Interestingly, Gibson's latest book - Pattern Recognition - is set in the present. It's very good.

http://www.amazon.com/Pattern-Recognition-William-Gibson/dp/...

It's not the same dystopian future he envisioned in the 1990s. But his keen eye draws out the darker sides.


He's written two books since then, Spook Country and Zero History which are also set in the present. I haven't read them but supposedly they constitute a sort of informal trilogy.

I agree that Pattern Recognition is very good. Although I will always have a soft spot for Neuromancer and his related books and stories.


Read those other two - they're as good, if not a little bit better. Nothing stunningly different.

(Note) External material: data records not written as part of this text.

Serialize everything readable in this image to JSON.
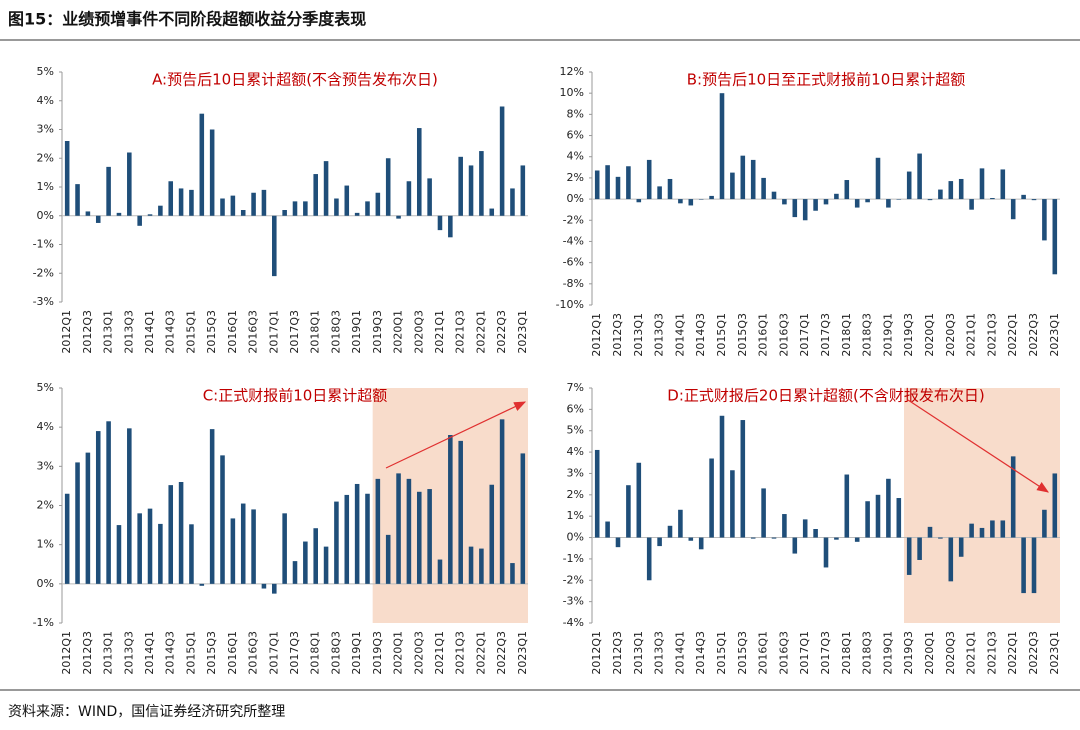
{
  "title": "图15：业绩预增事件不同阶段超额收益分季度表现",
  "source": "资料来源：WIND，国信证券经济研究所整理",
  "chart_data": [
    {
      "type": "bar",
      "title": "A:预告后10日累计超额(不含预告发布次日)",
      "color": "#1f4e79",
      "categories": [
        "2012Q1",
        null,
        "2012Q3",
        null,
        "2013Q1",
        null,
        "2013Q3",
        null,
        "2014Q1",
        null,
        "2014Q3",
        null,
        "2015Q1",
        null,
        "2015Q3",
        null,
        "2016Q1",
        null,
        "2016Q3",
        null,
        "2017Q1",
        null,
        "2017Q3",
        null,
        "2018Q1",
        null,
        "2018Q3",
        null,
        "2019Q1",
        null,
        "2019Q3",
        null,
        "2020Q1",
        null,
        "2020Q3",
        null,
        "2021Q1",
        null,
        "2021Q3",
        null,
        "2022Q1",
        null,
        "2022Q3",
        null,
        "2023Q1"
      ],
      "values": [
        2.6,
        1.1,
        0.15,
        -0.25,
        1.7,
        0.1,
        2.2,
        -0.35,
        0.05,
        0.35,
        1.2,
        0.95,
        0.9,
        3.55,
        3.0,
        0.6,
        0.7,
        0.2,
        0.8,
        0.9,
        -2.1,
        0.2,
        0.5,
        0.5,
        1.45,
        1.9,
        0.6,
        1.05,
        0.1,
        0.5,
        0.8,
        2.0,
        -0.1,
        1.2,
        3.05,
        1.3,
        -0.5,
        -0.75,
        2.05,
        1.75,
        2.25,
        0.25,
        3.8,
        0.95,
        1.75
      ],
      "ylim": [
        -3,
        5
      ],
      "yticks": [
        {
          "value": -3,
          "label": "-3%"
        },
        {
          "value": -2,
          "label": "-2%"
        },
        {
          "value": -1,
          "label": "-1%"
        },
        {
          "value": 0,
          "label": "0%"
        },
        {
          "value": 1,
          "label": "1%"
        },
        {
          "value": 2,
          "label": "2%"
        },
        {
          "value": 3,
          "label": "3%"
        },
        {
          "value": 4,
          "label": "4%"
        },
        {
          "value": 5,
          "label": "5%"
        }
      ]
    },
    {
      "type": "bar",
      "title": "B:预告后10日至正式财报前10日累计超额",
      "color": "#1f4e79",
      "categories": [
        "2012Q1",
        null,
        "2012Q3",
        null,
        "2013Q1",
        null,
        "2013Q3",
        null,
        "2014Q1",
        null,
        "2014Q3",
        null,
        "2015Q1",
        null,
        "2015Q3",
        null,
        "2016Q1",
        null,
        "2016Q3",
        null,
        "2017Q1",
        null,
        "2017Q3",
        null,
        "2018Q1",
        null,
        "2018Q3",
        null,
        "2019Q1",
        null,
        "2019Q3",
        null,
        "2020Q1",
        null,
        "2020Q3",
        null,
        "2021Q1",
        null,
        "2021Q3",
        null,
        "2022Q1",
        null,
        "2022Q3",
        null,
        "2023Q1"
      ],
      "values": [
        2.7,
        3.2,
        2.1,
        3.1,
        -0.3,
        3.7,
        1.2,
        1.9,
        -0.4,
        -0.6,
        0.0,
        0.3,
        10.0,
        2.5,
        4.1,
        3.7,
        2.0,
        0.7,
        -0.5,
        -1.7,
        -2.0,
        -1.1,
        -0.5,
        0.5,
        1.8,
        -0.8,
        -0.3,
        3.9,
        -0.8,
        0.0,
        2.6,
        4.3,
        -0.1,
        0.9,
        1.7,
        1.9,
        -1.0,
        2.9,
        0.1,
        2.8,
        -1.9,
        0.4,
        -0.1,
        -3.9,
        -7.1
      ],
      "ylim": [
        -10,
        12
      ],
      "yticks": [
        {
          "value": -10,
          "label": "-10%"
        },
        {
          "value": -8,
          "label": "-8%"
        },
        {
          "value": -6,
          "label": "-6%"
        },
        {
          "value": -4,
          "label": "-4%"
        },
        {
          "value": -2,
          "label": "-2%"
        },
        {
          "value": 0,
          "label": "0%"
        },
        {
          "value": 2,
          "label": "2%"
        },
        {
          "value": 4,
          "label": "4%"
        },
        {
          "value": 6,
          "label": "6%"
        },
        {
          "value": 8,
          "label": "8%"
        },
        {
          "value": 10,
          "label": "10%"
        },
        {
          "value": 12,
          "label": "12%"
        }
      ]
    },
    {
      "type": "bar",
      "title": "C:正式财报前10日累计超额",
      "color": "#1f4e79",
      "highlight": [
        "2019Q3",
        "2023Q1"
      ],
      "categories": [
        "2012Q1",
        null,
        "2012Q3",
        null,
        "2013Q1",
        null,
        "2013Q3",
        null,
        "2014Q1",
        null,
        "2014Q3",
        null,
        "2015Q1",
        null,
        "2015Q3",
        null,
        "2016Q1",
        null,
        "2016Q3",
        null,
        "2017Q1",
        null,
        "2017Q3",
        null,
        "2018Q1",
        null,
        "2018Q3",
        null,
        "2019Q1",
        null,
        "2019Q3",
        null,
        "2020Q1",
        null,
        "2020Q3",
        null,
        "2021Q1",
        null,
        "2021Q3",
        null,
        "2022Q1",
        null,
        "2022Q3",
        null,
        "2023Q1"
      ],
      "values": [
        2.3,
        3.1,
        3.35,
        3.9,
        4.15,
        1.5,
        3.97,
        1.8,
        1.92,
        1.53,
        2.52,
        2.6,
        1.52,
        -0.05,
        3.95,
        3.28,
        1.67,
        2.05,
        1.9,
        -0.12,
        -0.25,
        1.8,
        0.58,
        1.08,
        1.42,
        0.95,
        2.1,
        2.27,
        2.55,
        2.3,
        2.68,
        1.25,
        2.82,
        2.68,
        2.35,
        2.42,
        0.62,
        3.8,
        3.65,
        0.95,
        0.9,
        2.53,
        4.2,
        0.53,
        3.33
      ],
      "ylim": [
        -1,
        5
      ],
      "yticks": [
        {
          "value": -1,
          "label": "-1%"
        },
        {
          "value": 0,
          "label": "0%"
        },
        {
          "value": 1,
          "label": "1%"
        },
        {
          "value": 2,
          "label": "2%"
        },
        {
          "value": 3,
          "label": "3%"
        },
        {
          "value": 4,
          "label": "4%"
        },
        {
          "value": 5,
          "label": "5%"
        }
      ]
    },
    {
      "type": "bar",
      "title": "D:正式财报后20日累计超额(不含财报发布次日)",
      "color": "#1f4e79",
      "highlight": [
        "2019Q3",
        "2023Q1"
      ],
      "categories": [
        "2012Q1",
        null,
        "2012Q3",
        null,
        "2013Q1",
        null,
        "2013Q3",
        null,
        "2014Q1",
        null,
        "2014Q3",
        null,
        "2015Q1",
        null,
        "2015Q3",
        null,
        "2016Q1",
        null,
        "2016Q3",
        null,
        "2017Q1",
        null,
        "2017Q3",
        null,
        "2018Q1",
        null,
        "2018Q3",
        null,
        "2019Q1",
        null,
        "2019Q3",
        null,
        "2020Q1",
        null,
        "2020Q3",
        null,
        "2021Q1",
        null,
        "2021Q3",
        null,
        "2022Q1",
        null,
        "2022Q3",
        null,
        "2023Q1"
      ],
      "values": [
        4.1,
        0.75,
        -0.45,
        2.45,
        3.5,
        -2.0,
        -0.4,
        0.55,
        1.3,
        -0.15,
        -0.55,
        3.7,
        5.7,
        3.15,
        5.5,
        -0.05,
        2.3,
        -0.05,
        1.1,
        -0.75,
        0.85,
        0.4,
        -1.4,
        -0.1,
        2.95,
        -0.2,
        1.7,
        2.0,
        2.75,
        1.85,
        -1.75,
        -1.05,
        0.5,
        -0.05,
        -2.05,
        -0.9,
        0.65,
        0.45,
        0.8,
        0.8,
        3.8,
        -2.6,
        -2.6,
        1.3,
        3.0
      ],
      "ylim": [
        -4,
        7
      ],
      "yticks": [
        {
          "value": -4,
          "label": "-4%"
        },
        {
          "value": -3,
          "label": "-3%"
        },
        {
          "value": -2,
          "label": "-2%"
        },
        {
          "value": -1,
          "label": "-1%"
        },
        {
          "value": 0,
          "label": "0%"
        },
        {
          "value": 1,
          "label": "1%"
        },
        {
          "value": 2,
          "label": "2%"
        },
        {
          "value": 3,
          "label": "3%"
        },
        {
          "value": 4,
          "label": "4%"
        },
        {
          "value": 5,
          "label": "5%"
        },
        {
          "value": 6,
          "label": "6%"
        },
        {
          "value": 7,
          "label": "7%"
        }
      ]
    }
  ]
}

As a long-time neuromancer and Gibson fan, I can say his writing has changed and approached the modern day just as it should. Neuromancer made sense at the time it was published - the net wasn't around, it was a far out concept - lots of room for imagination. If it were only released today, it would just seem like really bad sci-fi because the net exists, now, and it's not quite what Gibson wrote about.

I'd the pattern recognition/spook/zero set are not so much current day as very near-future. They're entirely plausible with current technology, with a few inventions along the way that don't currently exist, but probably could. PLus they're a good read.


I think WG has always said that writing sci fi for him and many SF authors was always really about the present. And if you read Neuromancer again, it really does bear out.